A property boom has ended in Ho Chi Minh City with prices down 20 to 30 percent on
last year, according to a state-owned newspaper.
Zoning changes were a major reason, the English-language Vietnam News said. Houses
remained unsold because their locations had been earmarked for other purposes.
Turnover in the housing market was 50 to 70 percent down on last year. Bank lending
for property development had also fallen, and some developers were having trouble
repaying bank loans, the report said.
Ho Chi Minh City has experienced a speculative property boom over the past two years,
with house and land prices rising three to five times because of an increasing number
of foreign businesses flocking into the city.

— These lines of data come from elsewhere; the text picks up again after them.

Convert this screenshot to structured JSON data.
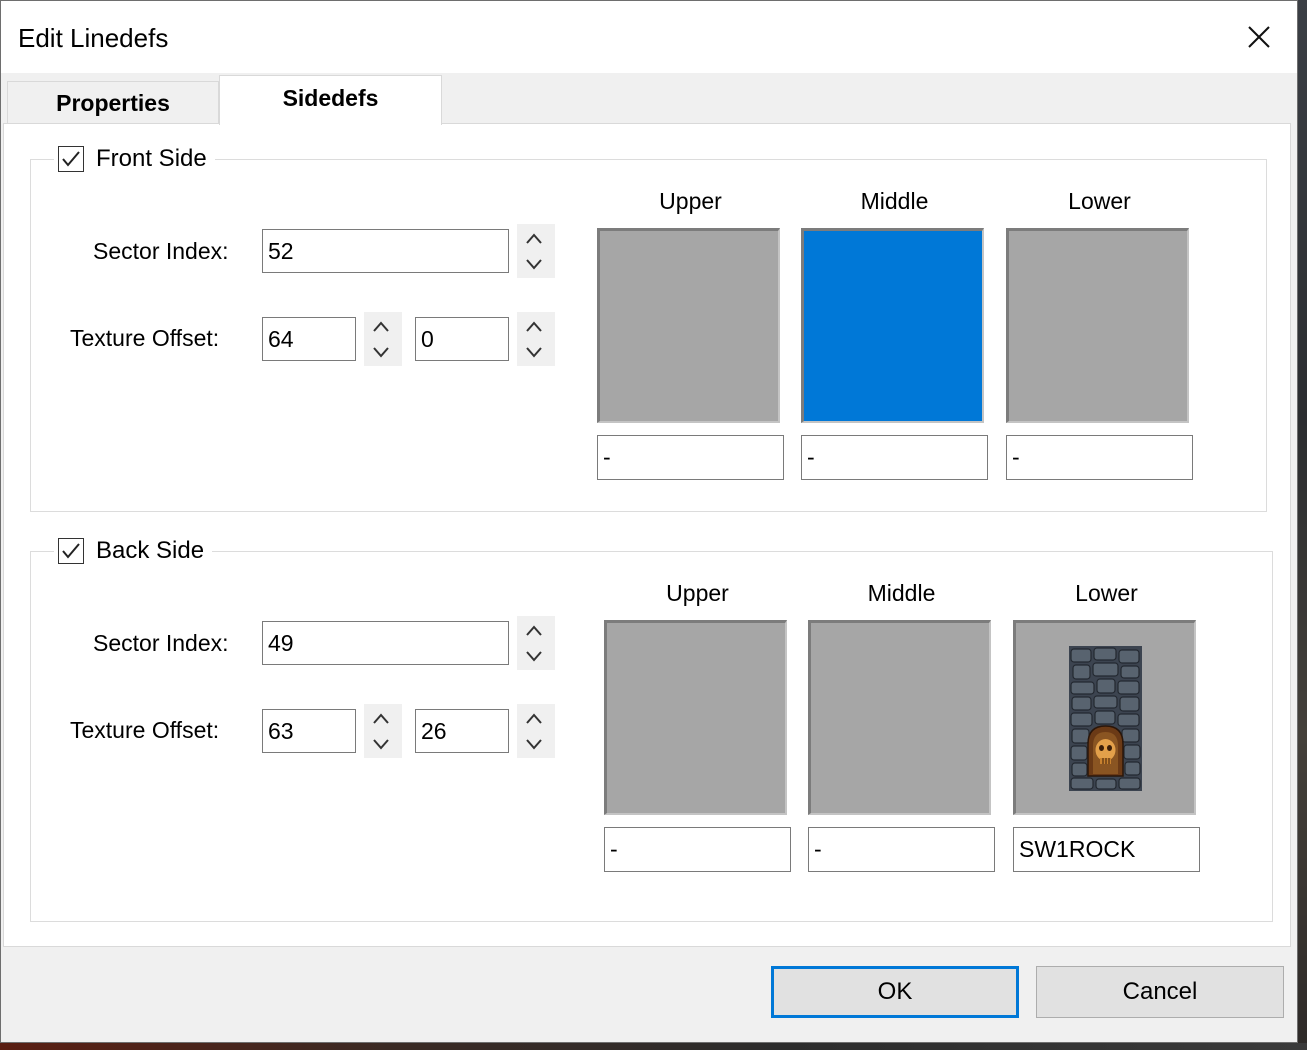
{
  "window": {
    "title": "Edit Linedefs",
    "close_icon": "close-icon"
  },
  "tabs": [
    {
      "label": "Properties",
      "selected": false
    },
    {
      "label": "Sidedefs",
      "selected": true
    }
  ],
  "front_side": {
    "label": "Front Side",
    "checked": true,
    "sector_index_label": "Sector Index:",
    "sector_index": "52",
    "texture_offset_label": "Texture Offset:",
    "offset_x": "64",
    "offset_y": "0",
    "columns": [
      {
        "label": "Upper",
        "texture": "-",
        "selected": false
      },
      {
        "label": "Middle",
        "texture": "-",
        "selected": true
      },
      {
        "label": "Lower",
        "texture": "-",
        "selected": false
      }
    ]
  },
  "back_side": {
    "label": "Back Side",
    "checked": true,
    "sector_index_label": "Sector Index:",
    "sector_index": "49",
    "texture_offset_label": "Texture Offset:",
    "offset_x": "63",
    "offset_y": "26",
    "columns": [
      {
        "label": "Upper",
        "texture": "-",
        "selected": false
      },
      {
        "label": "Middle",
        "texture": "-",
        "selected": false
      },
      {
        "label": "Lower",
        "texture": "SW1ROCK",
        "selected": false
      }
    ]
  },
  "buttons": {
    "ok": "OK",
    "cancel": "Cancel"
  },
  "colors": {
    "selection": "#0078d7",
    "texture_placeholder": "#a6a6a6",
    "panel": "#ffffff",
    "dialog": "#f0f0f0"
  }
}
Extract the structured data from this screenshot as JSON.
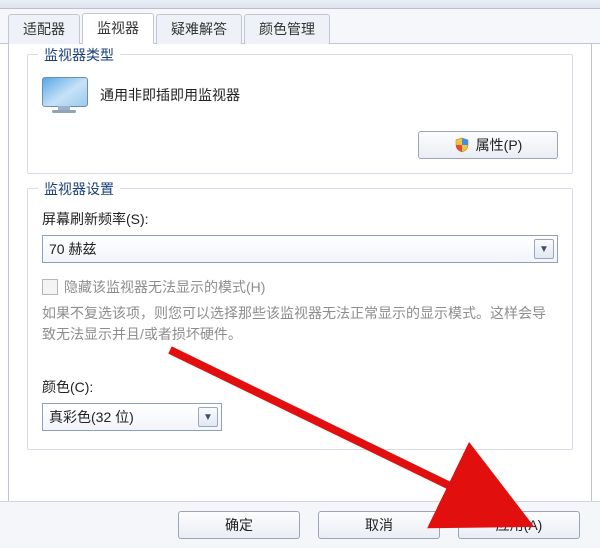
{
  "tabs": {
    "adapter": "适配器",
    "monitor": "监视器",
    "troubleshoot": "疑难解答",
    "colorMgmt": "颜色管理"
  },
  "group_monitor_type": {
    "title": "监视器类型",
    "device_name": "通用非即插即用监视器",
    "properties_btn": "属性(P)"
  },
  "group_monitor_settings": {
    "title": "监视器设置",
    "refresh_label": "屏幕刷新频率(S):",
    "refresh_value": "70 赫兹",
    "hide_modes_checkbox": "隐藏该监视器无法显示的模式(H)",
    "hide_modes_hint": "如果不复选该项，则您可以选择那些该监视器无法正常显示的显示模式。这样会导致无法显示并且/或者损坏硬件。",
    "color_label": "颜色(C):",
    "color_value": "真彩色(32 位)"
  },
  "footer": {
    "ok": "确定",
    "cancel": "取消",
    "apply": "应用(A)"
  }
}
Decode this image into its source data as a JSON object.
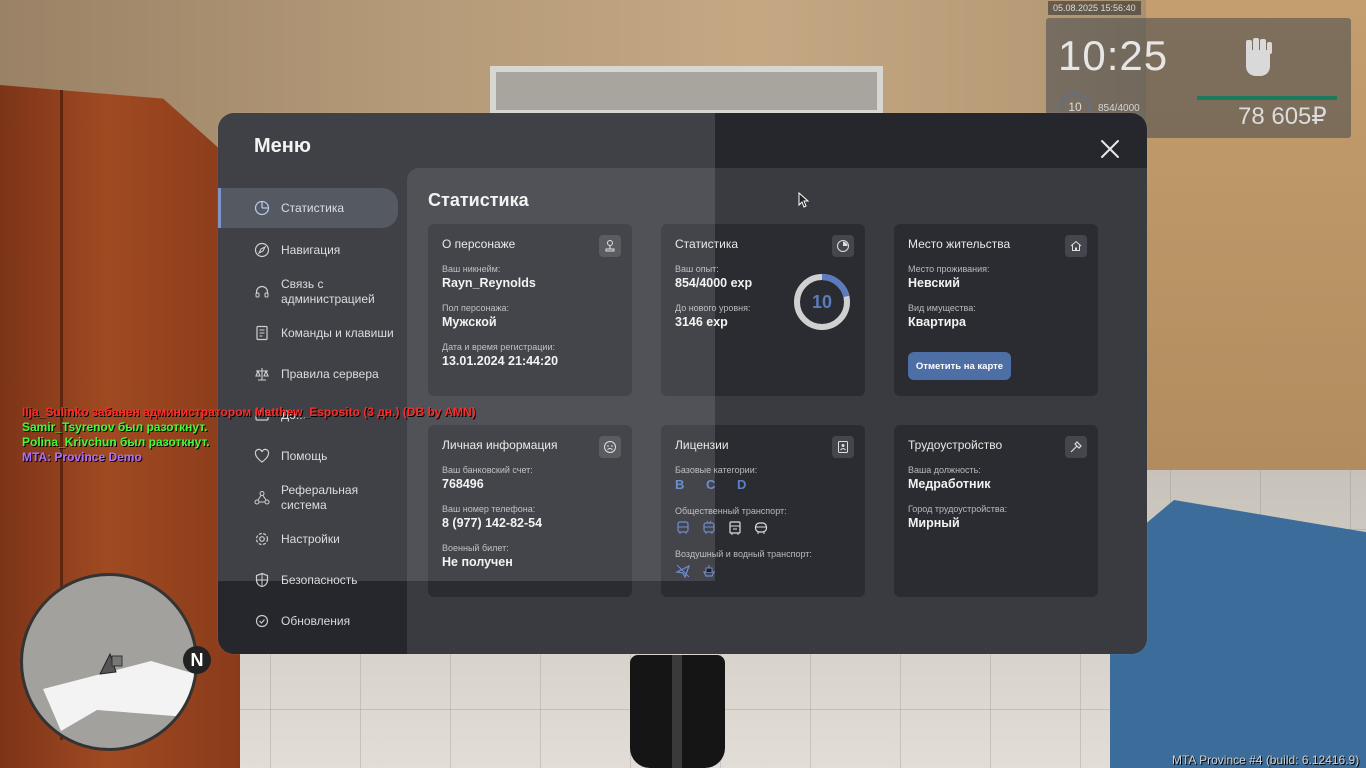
{
  "hud": {
    "datetime": "05.08.2025 15:56:40",
    "time": "10:25",
    "level": "10",
    "exp": "854/4000",
    "money": "78 605₽"
  },
  "chat": [
    {
      "text": "Ilja_Sulinko забанен администратором Matthew_Esposito (3 дн.) (DB by AMN)",
      "color": "#ff2a2a"
    },
    {
      "text": "Samir_Tsyrenov был разоткнут.",
      "color": "#3cff3c"
    },
    {
      "text": "Polina_Krivchun был разоткнут.",
      "color": "#3cff3c"
    },
    {
      "text": "MTA: Province Demo",
      "color": "#b070ff"
    }
  ],
  "minimap": {
    "north": "N"
  },
  "build": "MTA Province #4 (build: 6.12416.9)",
  "menu": {
    "title": "Меню",
    "sidebar": [
      {
        "label": "Статистика",
        "icon": "pie-chart-icon"
      },
      {
        "label": "Навигация",
        "icon": "compass-icon"
      },
      {
        "label": "Связь с\nадминистрацией",
        "icon": "headset-icon"
      },
      {
        "label": "Команды и клавиши",
        "icon": "document-icon"
      },
      {
        "label": "Правила сервера",
        "icon": "scales-icon"
      },
      {
        "label": "До...",
        "icon": "donate-icon"
      },
      {
        "label": "Помощь",
        "icon": "heart-icon"
      },
      {
        "label": "Реферальная\nсистема",
        "icon": "referral-icon"
      },
      {
        "label": "Настройки",
        "icon": "gear-icon"
      },
      {
        "label": "Безопасность",
        "icon": "shield-icon"
      },
      {
        "label": "Обновления",
        "icon": "refresh-icon"
      }
    ],
    "content_title": "Статистика",
    "character": {
      "title": "О персонаже",
      "nick_label": "Ваш никнейм:",
      "nick": "Rayn_Reynolds",
      "gender_label": "Пол персонажа:",
      "gender": "Мужской",
      "reg_label": "Дата и время регистрации:",
      "reg": "13.01.2024 21:44:20"
    },
    "stats": {
      "title": "Статистика",
      "exp_label": "Ваш опыт:",
      "exp": "854/4000 exp",
      "next_label": "До нового уровня:",
      "next": "3146 exp",
      "level": "10",
      "progress": 0.2135
    },
    "residence": {
      "title": "Место жительства",
      "place_label": "Место проживания:",
      "place": "Невский",
      "prop_label": "Вид имущества:",
      "prop": "Квартира",
      "button": "Отметить на карте"
    },
    "personal": {
      "title": "Личная информация",
      "bank_label": "Ваш банковский счет:",
      "bank": "768496",
      "phone_label": "Ваш номер телефона:",
      "phone": "8 (977) 142-82-54",
      "military_label": "Военный билет:",
      "military": "Не получен"
    },
    "licenses": {
      "title": "Лицензии",
      "base_label": "Базовые категории:",
      "base": "B C D",
      "public_label": "Общественный транспорт:",
      "air_label": "Воздушный и водный транспорт:"
    },
    "job": {
      "title": "Трудоустройство",
      "position_label": "Ваша должность:",
      "position": "Медработник",
      "city_label": "Город трудоустройства:",
      "city": "Мирный"
    },
    "accent": "#6f86c2"
  }
}
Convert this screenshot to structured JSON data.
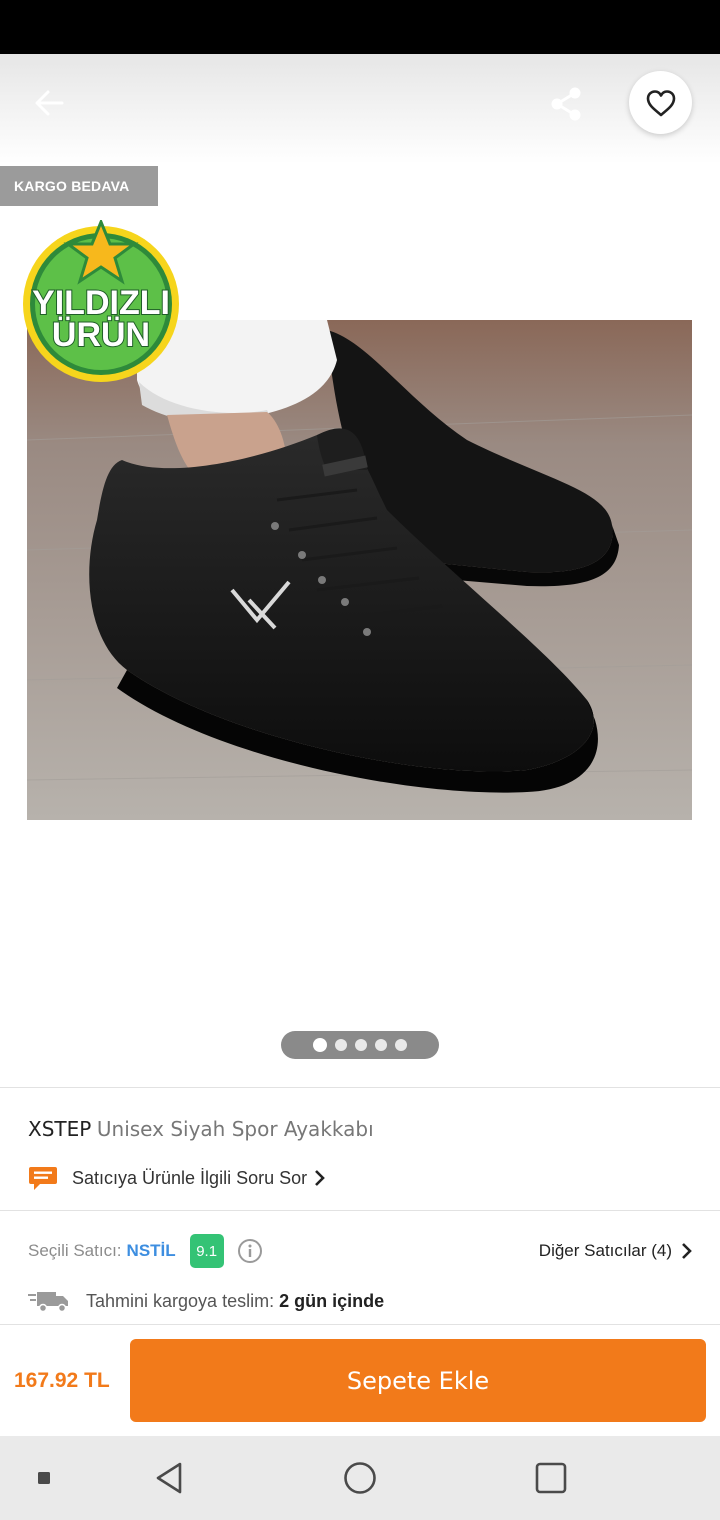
{
  "header": {
    "back_icon": "arrow-left-icon",
    "share_icon": "share-icon",
    "favorite_icon": "heart-outline-icon"
  },
  "gallery": {
    "cargo_badge": "KARGO BEDAVA",
    "star_badge": {
      "line1": "YILDIZLI",
      "line2": "ÜRÜN"
    },
    "image_count": 5,
    "active_index": 0
  },
  "product": {
    "brand": "XSTEP",
    "name": "Unisex Siyah Spor Ayakkabı"
  },
  "ask_seller": {
    "label": "Satıcıya Ürünle İlgili Soru Sor"
  },
  "seller": {
    "prefix": "Seçili Satıcı:",
    "name": "NSTİL",
    "score": "9.1",
    "other_sellers": "Diğer Satıcılar (4)"
  },
  "delivery": {
    "label": "Tahmini kargoya teslim:",
    "value": "2 gün içinde"
  },
  "footer": {
    "price": "167.92 TL",
    "add_to_cart": "Sepete Ekle"
  },
  "colors": {
    "brand_orange": "#f27a1a",
    "seller_blue": "#3d8ee0",
    "score_green": "#34c375"
  }
}
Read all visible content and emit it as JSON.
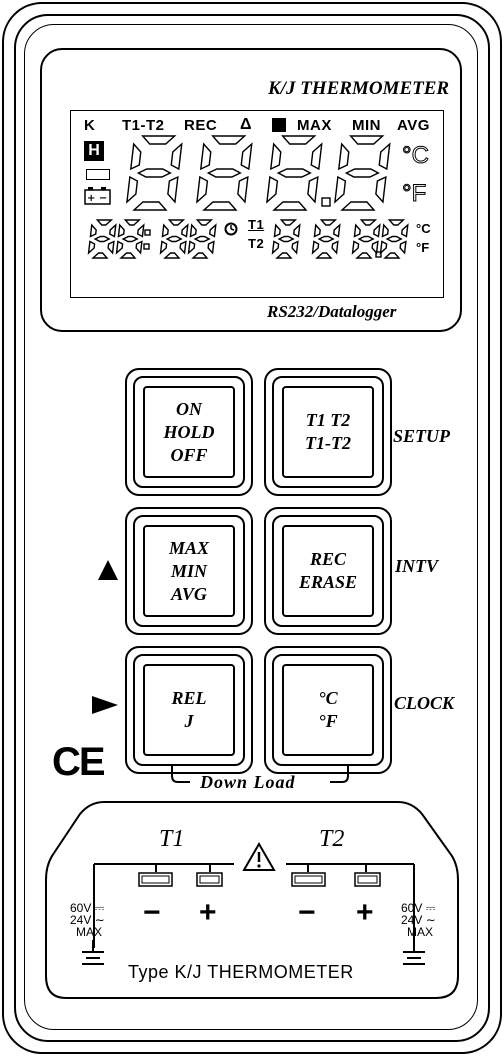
{
  "lcd": {
    "brand": "K/J THERMOMETER",
    "footer": "RS232/Datalogger",
    "indicators": {
      "k": "K",
      "t1t2": "T1-T2",
      "rec": "REC",
      "delta": "Δ",
      "max": "MAX",
      "min": "MIN",
      "avg": "AVG",
      "hold": "H",
      "deg_c": "°C",
      "deg_f": "°F",
      "small_c": "°C",
      "small_f": "°F",
      "t1": "T1",
      "t2": "T2"
    },
    "main_digits": "8.8.8.8",
    "sub_time": "88:88",
    "sub_digits": "888.8"
  },
  "buttons": {
    "power": [
      "ON",
      "HOLD",
      "OFF"
    ],
    "t1t2": [
      "T1 T2",
      "T1-T2"
    ],
    "maxmin": [
      "MAX",
      "MIN",
      "AVG"
    ],
    "rec": [
      "REC",
      "ERASE"
    ],
    "rel": [
      "REL",
      "J"
    ],
    "unit": [
      "°C",
      "°F"
    ]
  },
  "side_labels": {
    "setup": "SETUP",
    "intv": "INTV",
    "clock": "CLOCK"
  },
  "download": "Down Load",
  "ce_mark": "CE",
  "input_panel": {
    "t1": "T1",
    "t2": "T2",
    "rating_left": [
      "60V",
      "24V",
      "MAX"
    ],
    "rating_right": [
      "60V",
      "24V",
      "MAX"
    ],
    "minus": "−",
    "plus": "+",
    "type_label": "Type K/J THERMOMETER"
  }
}
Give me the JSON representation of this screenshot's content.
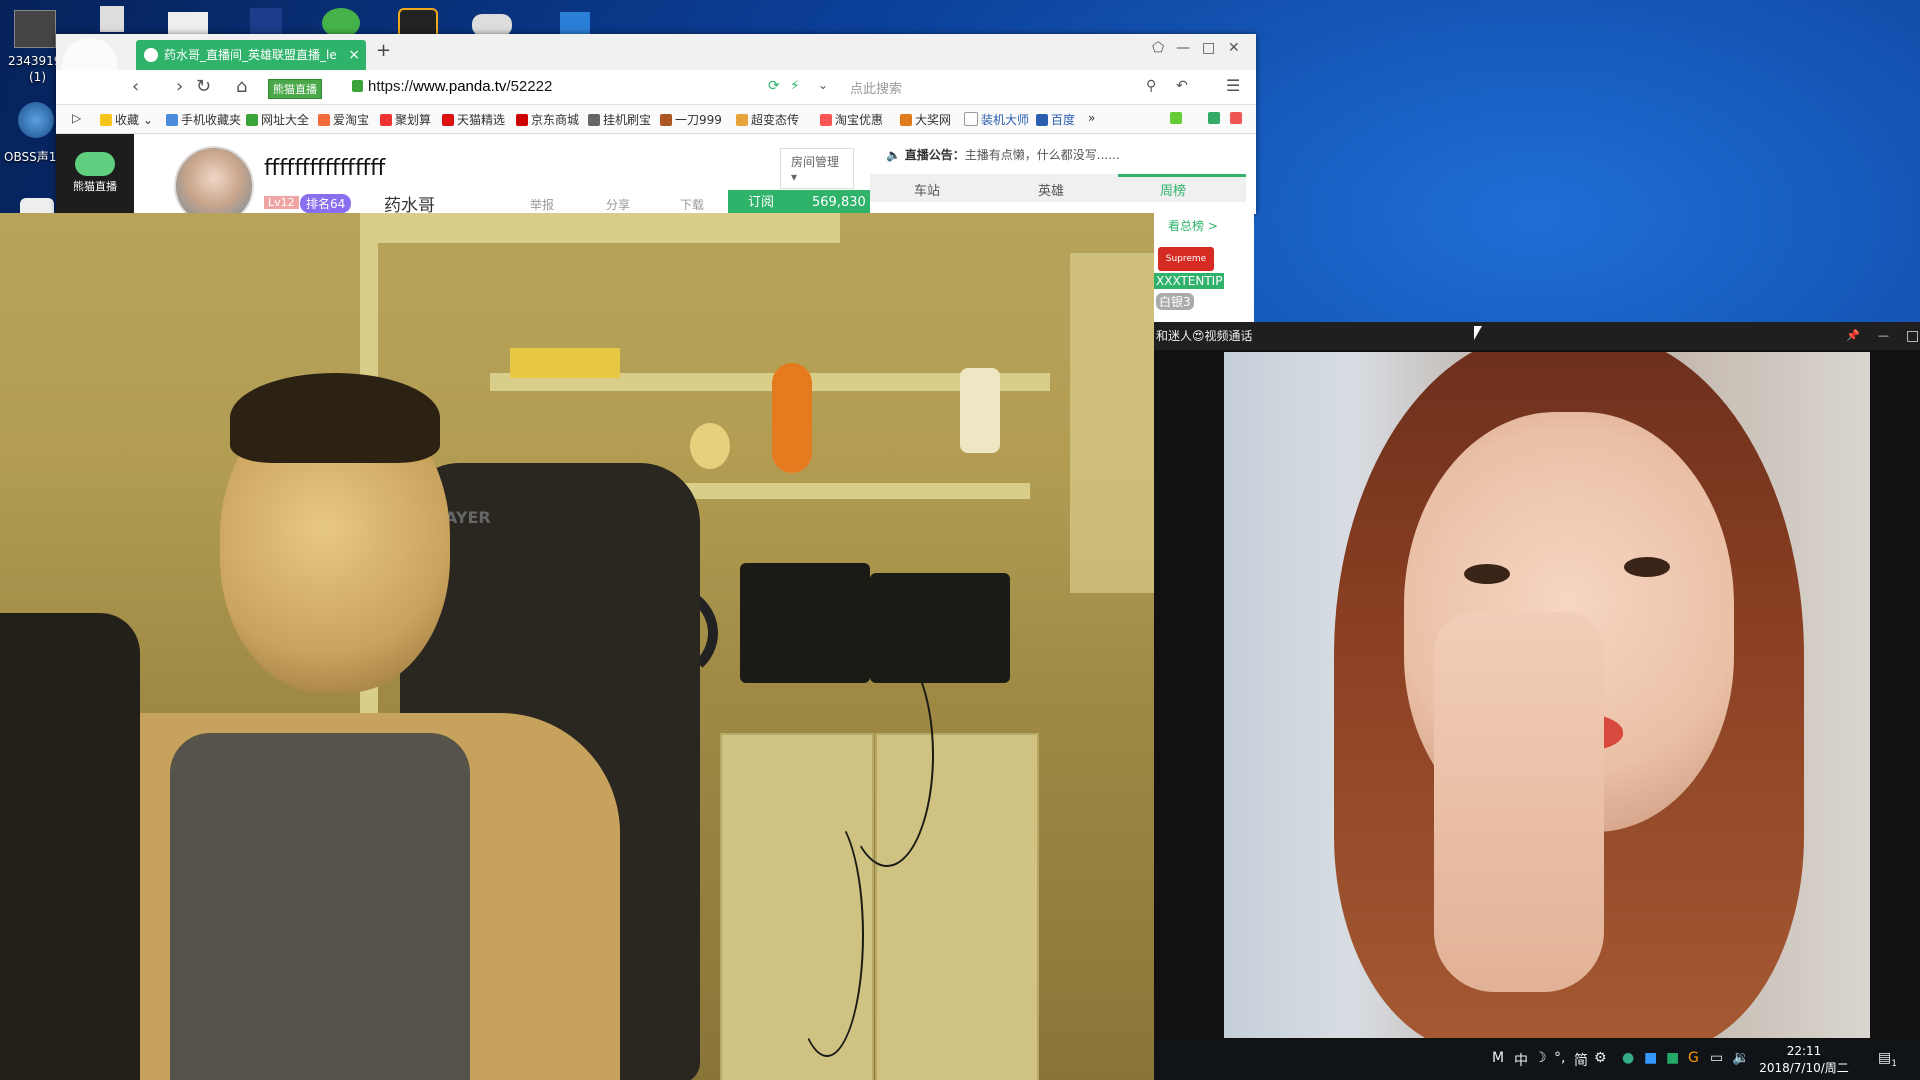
{
  "desktop": {
    "icon1_label": "2343919",
    "icon1_sub": "(1)",
    "icon2_label": "OBSS声1"
  },
  "browser": {
    "tab_title": "药水哥_直播间_英雄联盟直播_le",
    "tab_close": "×",
    "new_tab": "+",
    "speed_badge": "熊猫直播",
    "url_protocol": "https://",
    "url_host": "www.panda.tv",
    "url_path": "/52222",
    "search_placeholder": "点此搜索",
    "bookmarks": [
      "收藏",
      "手机收藏夹",
      "网址大全",
      "爱淘宝",
      "聚划算",
      "天猫精选",
      "京东商城",
      "挂机刷宝",
      "一刀999",
      "超变态传",
      "淘宝优惠",
      "大奖网",
      "装机大师",
      "百度"
    ],
    "more": "»"
  },
  "page": {
    "site_name": "熊猫直播",
    "room_title": "ffffffffffffffff",
    "level": "Lv12",
    "rank": "排名64",
    "anchor_name": "药水哥",
    "report": "举报",
    "share": "分享",
    "download": "下载",
    "room_manage": "房间管理",
    "subscribe_label": "订阅",
    "subscribe_count": "569,830",
    "notice_label": "直播公告：",
    "notice_text": "主播有点懒，什么都没写......",
    "tabs": [
      "车站",
      "英雄",
      "周榜"
    ],
    "see_rank": "看总榜 >",
    "supreme": "Supreme",
    "fan_name": "XXXTENTIP",
    "fan_badge": "白银3"
  },
  "call_window": {
    "title": "和迷人😍视频通话",
    "pin": "📌",
    "minimize": "—",
    "maximize": "□"
  },
  "taskbar": {
    "ime": "M",
    "lang": "中",
    "mode": "简",
    "time": "22:11",
    "date": "2018/7/10/周二",
    "notify": "1"
  },
  "colors": {
    "panda_green": "#2fb36b",
    "desktop_blue": "#0b3f98"
  }
}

Some investors were overseas Vietnamese.
Some land - all state-owned but available on long lease - was cornered in anticipation
of fresh demand for property when the United States lifts its economic embargo against
Vietnam. This has yet to happen.
Vietnam News said applications for property licenses had dropped by five percent
over the last three months compared with the same period last year.
Oil Out
Vietnam's state oil import-export firm, Petechim, exported 5.545 million tones
of crude oil in the first 11 months of this year, the official Vietnam New Agency
(VNA) reported.
Customers were in Japan, Singapore and Australia, the agency said.
No comparison figure was available for 1992, when Vietnam, which has no refinery
of its own and exports all its output, produced 5.5 million tones.
Petechim's export target for the whole of 1993 is 6.1 million to 6.2 million tones,
VNA said. -Reuters
Trade deficit
Vietnam is heading for a $200 million trade deficit this year after a small surplus
in 1992, according to government figures.
The value of exports would be $3 billion, up 20 percent on last year, but imports
would be 45 percent higher at $3.2 billion, the trade ministry, quoted by the official
Vietnam News Agency, said.
Vietnam had a $20 million surplus last year, its first for years. -Reuters
'Fifth' Post
Vietnam and China have reopened their fifth border post, between Ta Lung in Cao
Bang province on the Vietnamese side and Shui Kou in Guangxi province on the Chinese
side. Unofficially, more than 30 border crossing points are open.